The Door in the Floor is a movie for all those who complain that book-to-film adaptations leave out the important stuff: Instead of filming the entirety of John Irving's novel A Widow for One Year and having to compress the story into 90 minutes, writer-director Tod Williams turned only the first third into The Door in the Floor, a melancholy and uneven portrait of one family's grief.

The main character in Irving's novel is Ruth, but in Williams' film she's only 4 years old and played by Dakota Fanning's little sister Elle, doing a better approximation of an actual child than her sibling's typically creepy performances. Williams' main focus is Ruth's parents, eccentric children's book author and illustrator Ted Cole (Jeff Bridges) and his distant, emotionally traumatized wife Marion (Kim Basinger). Still reeling from the tragic deaths of their two sons in a car accident, Ted and Marion are tentatively separated, when into their emotionally fragile world comes teenager Eddie (Jon Foster), an aspiring writer whom Ted takes on as his ostensible assistant.

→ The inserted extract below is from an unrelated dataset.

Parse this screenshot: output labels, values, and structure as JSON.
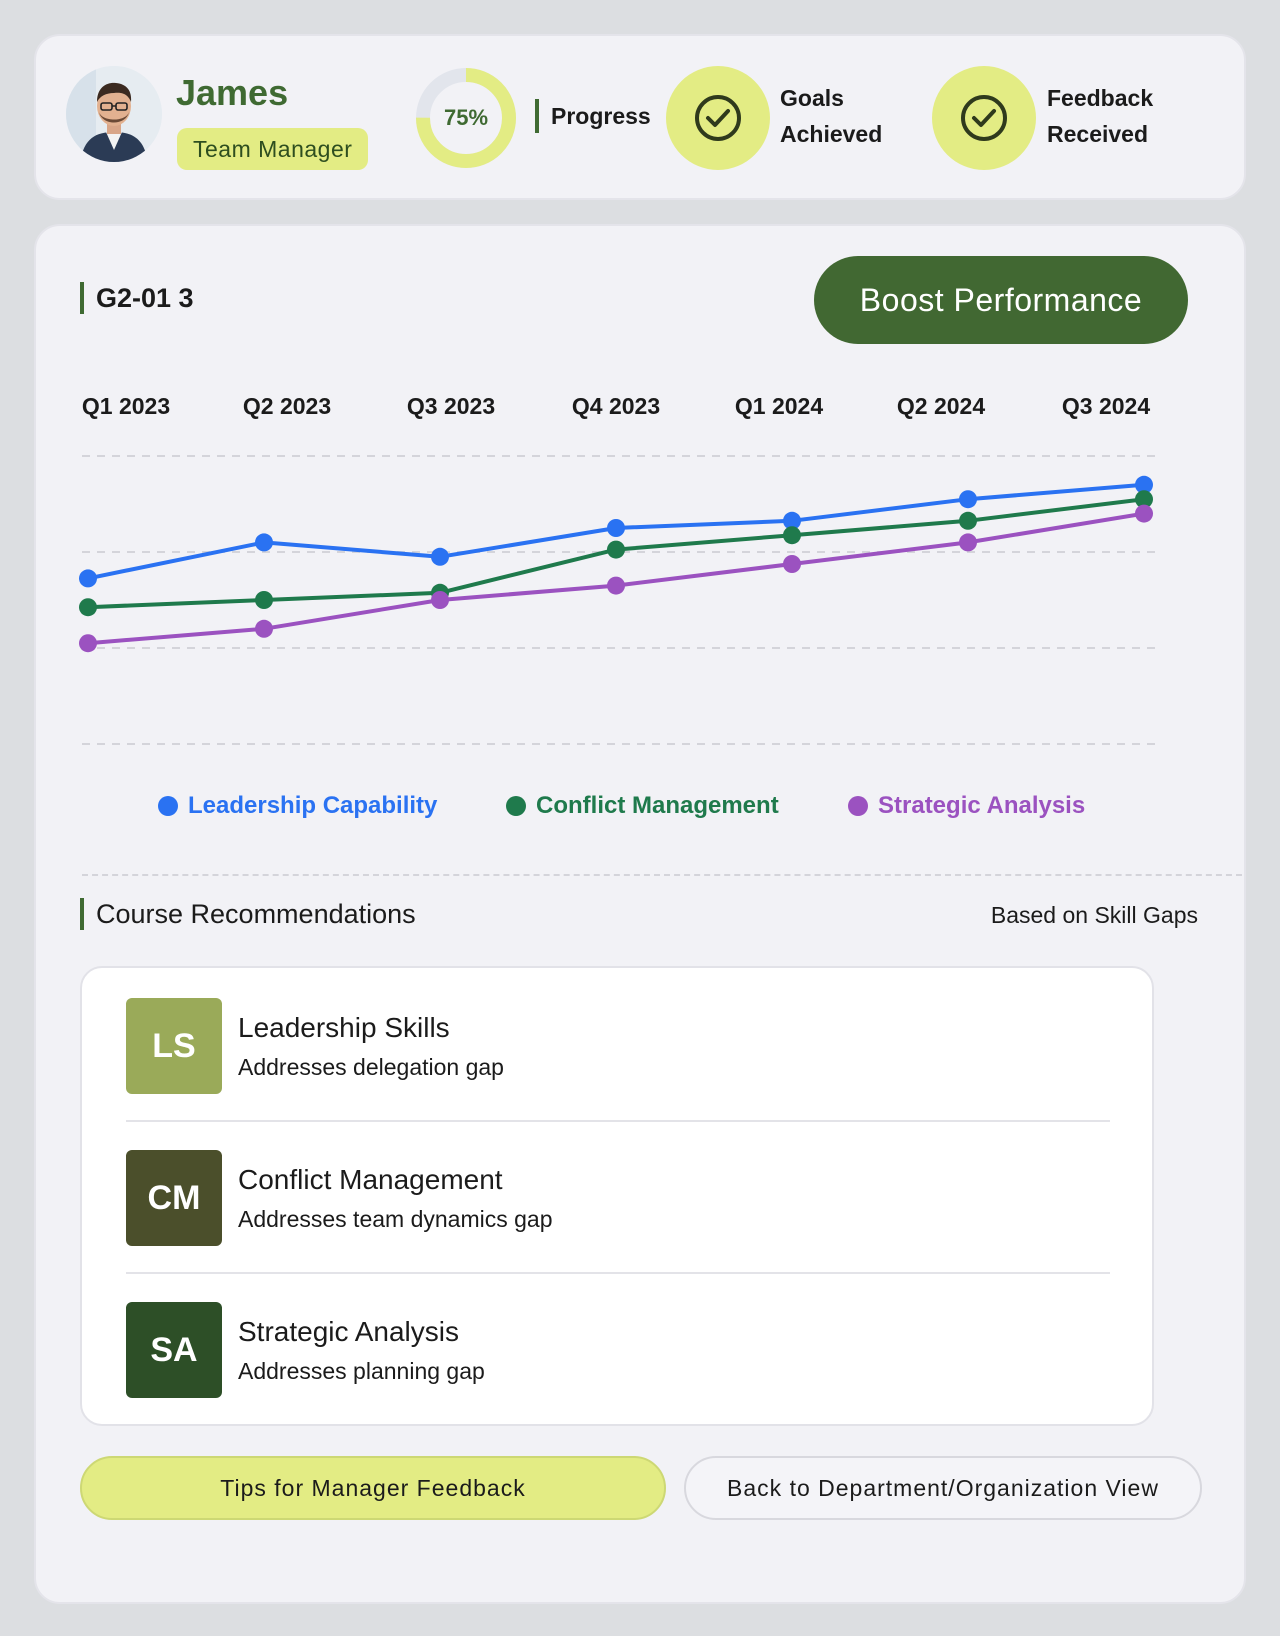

There isn't a whole lot of assisting needed for a man whose books run shorter than the length of this review, so Eddie spends his free time helping and lusting over Marion, who is surprisingly receptive to his adolescent urges, and soon the two are boning away whenever they get the chance. Marion doesn't say much, so we're left to ponder whether she's screwing the help to sublimate her grief or to get back at Ted, who also will nail anything that moves.

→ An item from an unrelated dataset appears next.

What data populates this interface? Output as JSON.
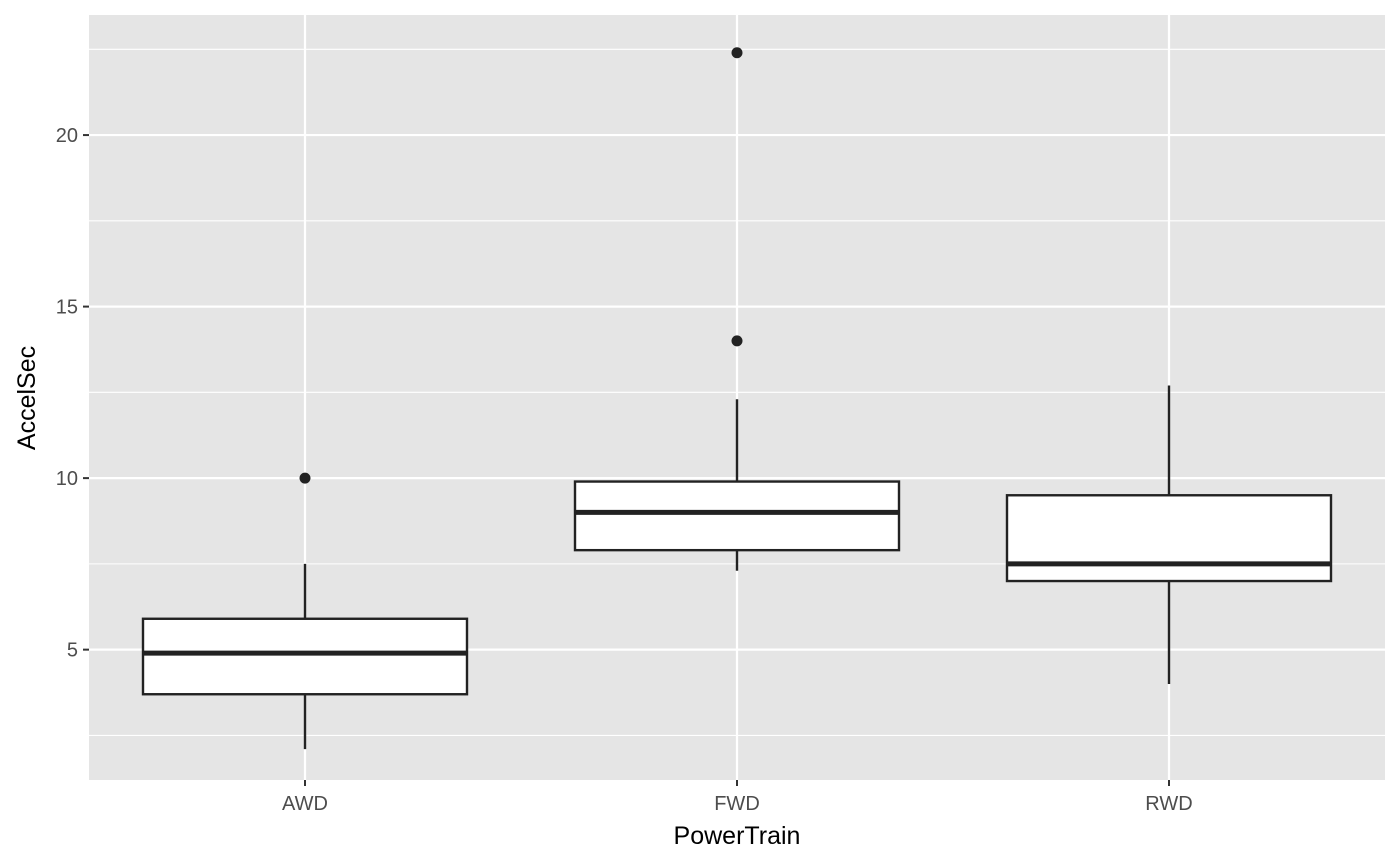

Williams stages the story with the same sort of forced poignancy that bogged down the last Irving screen adaptation, The Cider House Rules. Nearly every movement and line is filled with such portent that the film becomes oppressive in its effort to make you feel sad. Williams also inserts a few wildly inappropriate comedic moments which, rather than lightening the tone, merely serve to take the viewer out of the story.

Luckily Williams has recruited a talented cast, and they do their best to embody characters who are difficult to like. Bridges is best as the seemingly laid-back Ted, whose hippie persona is only a cover for a petty, vindictive streak. Basinger spends most of her time, even during sex scenes, looking slightly comatose, but she manages to convey Marion's pain with a few choice expressions. Well-composed as it is, The Door in the Floor is far too precious to evoke much more than a distanced, aesthetic appreciation.